My fingers sank into Sam's fur.
"How long do we have?"
"My friend was old, but not as old as Samuel. He lost his humanity over a few days, became sick and lethargic toward the end of that. I thought he was just fading - but he went into a frenzy." He stopped speaking for a moment. "Then just dropped dead. Less than a week. I have no idea how long Samuel will last."
"If he'd lost it when the wolf took over?" I asked. "Like the new wolves do? He'd have been better off?" I'd been so happy that he'd been different.
"Then he'd have lived until our father caught up with him - but you would have died along with the people in the hospital where you found him. This is better, Mercedes. But do not trust him, too much."
"Do you have any suggestions how I can help him?"
"The first is to convince the wolf to allow Samuel back in the driver's seat, if only for a short period of time."

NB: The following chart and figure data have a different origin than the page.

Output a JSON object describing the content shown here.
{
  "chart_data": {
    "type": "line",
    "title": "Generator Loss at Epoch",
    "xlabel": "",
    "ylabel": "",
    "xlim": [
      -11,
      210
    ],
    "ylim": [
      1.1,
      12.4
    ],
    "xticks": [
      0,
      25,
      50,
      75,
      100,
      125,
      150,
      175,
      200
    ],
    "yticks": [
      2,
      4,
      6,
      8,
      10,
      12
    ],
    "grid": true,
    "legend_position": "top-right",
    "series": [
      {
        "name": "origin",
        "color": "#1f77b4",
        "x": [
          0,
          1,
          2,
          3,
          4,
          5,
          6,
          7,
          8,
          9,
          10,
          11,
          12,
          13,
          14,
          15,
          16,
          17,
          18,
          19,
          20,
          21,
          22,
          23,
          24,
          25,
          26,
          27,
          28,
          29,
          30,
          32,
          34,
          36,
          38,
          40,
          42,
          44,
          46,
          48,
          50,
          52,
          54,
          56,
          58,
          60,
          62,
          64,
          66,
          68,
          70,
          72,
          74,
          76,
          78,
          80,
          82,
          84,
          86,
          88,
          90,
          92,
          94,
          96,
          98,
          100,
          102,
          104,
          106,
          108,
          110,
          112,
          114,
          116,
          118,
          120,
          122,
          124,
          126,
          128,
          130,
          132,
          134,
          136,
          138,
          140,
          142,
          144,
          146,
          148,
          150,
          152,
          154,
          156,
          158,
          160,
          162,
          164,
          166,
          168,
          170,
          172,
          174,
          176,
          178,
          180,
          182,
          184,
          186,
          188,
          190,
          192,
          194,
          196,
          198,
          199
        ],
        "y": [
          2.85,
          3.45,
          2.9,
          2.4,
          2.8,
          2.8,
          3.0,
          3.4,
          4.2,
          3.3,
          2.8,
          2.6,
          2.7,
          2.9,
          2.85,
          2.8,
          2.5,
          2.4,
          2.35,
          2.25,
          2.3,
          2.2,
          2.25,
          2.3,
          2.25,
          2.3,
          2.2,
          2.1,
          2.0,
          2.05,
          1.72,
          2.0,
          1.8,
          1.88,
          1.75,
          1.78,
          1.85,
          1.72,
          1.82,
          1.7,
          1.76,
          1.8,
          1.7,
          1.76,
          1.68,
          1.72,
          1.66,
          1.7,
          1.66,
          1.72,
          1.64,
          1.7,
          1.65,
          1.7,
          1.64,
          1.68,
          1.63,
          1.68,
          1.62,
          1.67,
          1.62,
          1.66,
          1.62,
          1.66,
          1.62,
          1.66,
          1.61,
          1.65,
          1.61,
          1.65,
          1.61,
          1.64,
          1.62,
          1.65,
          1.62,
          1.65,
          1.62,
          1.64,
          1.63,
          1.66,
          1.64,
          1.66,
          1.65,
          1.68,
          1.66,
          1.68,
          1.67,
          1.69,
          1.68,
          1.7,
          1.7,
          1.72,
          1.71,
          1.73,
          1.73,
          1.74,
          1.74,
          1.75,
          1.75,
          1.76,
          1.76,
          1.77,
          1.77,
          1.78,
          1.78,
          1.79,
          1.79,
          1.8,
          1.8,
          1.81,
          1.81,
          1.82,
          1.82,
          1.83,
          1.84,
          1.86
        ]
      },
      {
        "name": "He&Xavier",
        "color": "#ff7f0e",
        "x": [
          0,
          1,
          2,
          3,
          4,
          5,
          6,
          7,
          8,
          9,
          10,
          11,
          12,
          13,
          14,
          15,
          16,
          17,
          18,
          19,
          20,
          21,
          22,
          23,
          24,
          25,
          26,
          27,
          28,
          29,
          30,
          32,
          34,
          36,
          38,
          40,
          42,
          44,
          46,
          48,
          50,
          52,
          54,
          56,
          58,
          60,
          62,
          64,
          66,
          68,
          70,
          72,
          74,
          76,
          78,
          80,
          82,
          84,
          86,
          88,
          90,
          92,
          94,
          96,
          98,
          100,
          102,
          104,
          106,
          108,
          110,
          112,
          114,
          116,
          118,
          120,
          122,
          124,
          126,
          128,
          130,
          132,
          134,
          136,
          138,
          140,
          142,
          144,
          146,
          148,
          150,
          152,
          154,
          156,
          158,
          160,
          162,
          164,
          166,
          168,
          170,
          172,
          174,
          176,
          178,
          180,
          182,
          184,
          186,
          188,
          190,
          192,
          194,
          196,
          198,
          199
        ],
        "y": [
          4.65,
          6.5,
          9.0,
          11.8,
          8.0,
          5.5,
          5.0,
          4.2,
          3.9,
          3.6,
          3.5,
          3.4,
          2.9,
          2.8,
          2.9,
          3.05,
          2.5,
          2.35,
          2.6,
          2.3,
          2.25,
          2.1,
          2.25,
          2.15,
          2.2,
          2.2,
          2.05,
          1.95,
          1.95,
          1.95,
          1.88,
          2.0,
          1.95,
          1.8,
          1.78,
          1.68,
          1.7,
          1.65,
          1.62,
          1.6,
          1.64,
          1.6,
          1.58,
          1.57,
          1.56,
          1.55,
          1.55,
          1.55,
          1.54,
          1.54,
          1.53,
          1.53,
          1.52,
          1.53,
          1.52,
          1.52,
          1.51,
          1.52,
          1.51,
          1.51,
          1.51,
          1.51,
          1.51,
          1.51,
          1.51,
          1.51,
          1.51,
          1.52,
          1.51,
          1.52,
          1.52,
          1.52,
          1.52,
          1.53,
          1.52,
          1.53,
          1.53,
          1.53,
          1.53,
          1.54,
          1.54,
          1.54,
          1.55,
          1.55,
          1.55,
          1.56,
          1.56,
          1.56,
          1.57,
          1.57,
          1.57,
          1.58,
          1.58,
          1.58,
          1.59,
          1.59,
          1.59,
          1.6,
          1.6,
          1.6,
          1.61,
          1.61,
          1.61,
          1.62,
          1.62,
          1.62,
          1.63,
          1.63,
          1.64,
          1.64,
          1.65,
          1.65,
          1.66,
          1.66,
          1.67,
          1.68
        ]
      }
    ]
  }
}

"He wants to survive," I told them both. "That's why he took over from Samuel in the first place. If that means letting Samuel back in, he'll do it." I sounded much more convinced of that than I felt, but Sam sighed and gave me a tired, faint whine.
"And then you have to convince Samuel that he wants to survive."
"And if I can't? If the wolf lets Samuel out, and he still wants to kill himself?"
"Then the wolf will have to fight for control again - or my brother dies." Charles let out a breath of air. "All things die, Mercedes. Some just take longer than others."